Морошко слушал историю с мрачным лицом, глядя в землю. Колесо же, напротив, хмыкал, крякал, качал головой, а в конце, когда Жало стал делать страшные глаза и нагонять страху, вовсе откровенно захохотал, обнажив белые крепкие зубы, над которыми оказались не властны даже годы каторги.

– Да, Жало, мастер ты сказки рассказывать. Тебе только детей и старух беззубых пугать такими рассказами. Работал я на Онорской дороге и что-то не помню такого случая. Зато другую историю помню.

Колесо сидел перед костром, освещенный сполохами огня, распахнув зипун на широченной могучей груди, поросшей густым курчавым волосом.

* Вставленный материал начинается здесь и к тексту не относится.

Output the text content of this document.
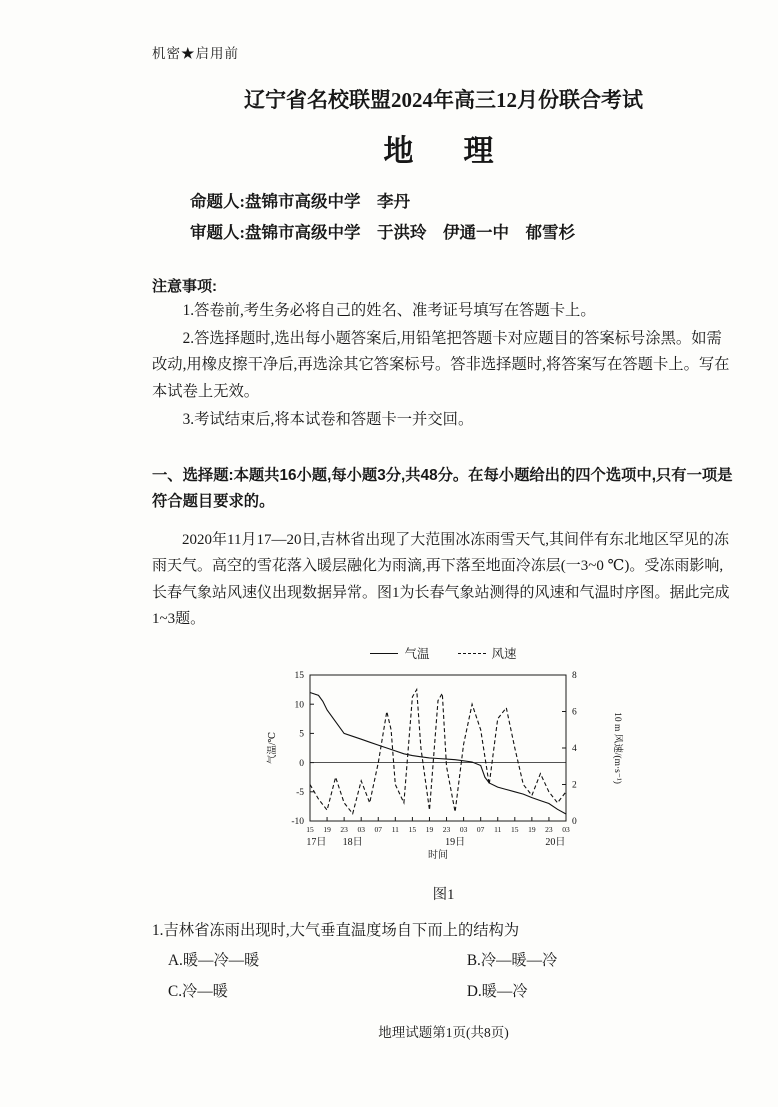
机密★启用前
辽宁省名校联盟2024年高三12月份联合考试
地　理
命题人:盘锦市高级中学　李丹
审题人:盘锦市高级中学　于洪玲　伊通一中　郁雪杉
注意事项:

1.答卷前,考生务必将自己的姓名、准考证号填写在答题卡上。

2.答选择题时,选出每小题答案后,用铅笔把答题卡对应题目的答案标号涂黑。如需改动,用橡皮擦干净后,再选涂其它答案标号。答非选择题时,将答案写在答题卡上。写在本试卷上无效。

3.考试结束后,将本试卷和答题卡一并交回。

一、选择题:本题共16小题,每小题3分,共48分。在每小题给出的四个选项中,只有一项是符合题目要求的。

2020年11月17—20日,吉林省出现了大范围冰冻雨雪天气,其间伴有东北地区罕见的冻雨天气。高空的雪花落入暖层融化为雨滴,再下落至地面冷冻层(一3~0 ℃)。受冻雨影响,长春气象站风速仪出现数据异常。图1为长春气象站测得的风速和气温时序图。据此完成1~3题。

气温	风速
15
10
5
0
-5
-10
8
6
4
2
0
15 19 23 03 07 11 15 19 23 03 07 11 15 19 23 03
17日 18日	19日	20日
时间
气温/℃	10 m 风速/(m·s⁻¹)
图1

1.吉林省冻雨出现时,大气垂直温度场自下而上的结构为

A.暖—冷—暖	B.冷—暖—冷
C.冷—暖	D.暖—冷
地理试题第1页(共8页)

Каторга не смогла отнять у него своеобразного обаяния, саженные плечи не стали покатыми от непосильной работы, жесткие черты лица нордического богатыря не утратили благородства. Только в глазах появилось что-то новое – хищный блеск, яркая искорка безумия. Это были глаза крупного матерого хищника, тигра или медведя. Хищника, отведавшего крови, узнавшего вкус убийства и полюбившего его.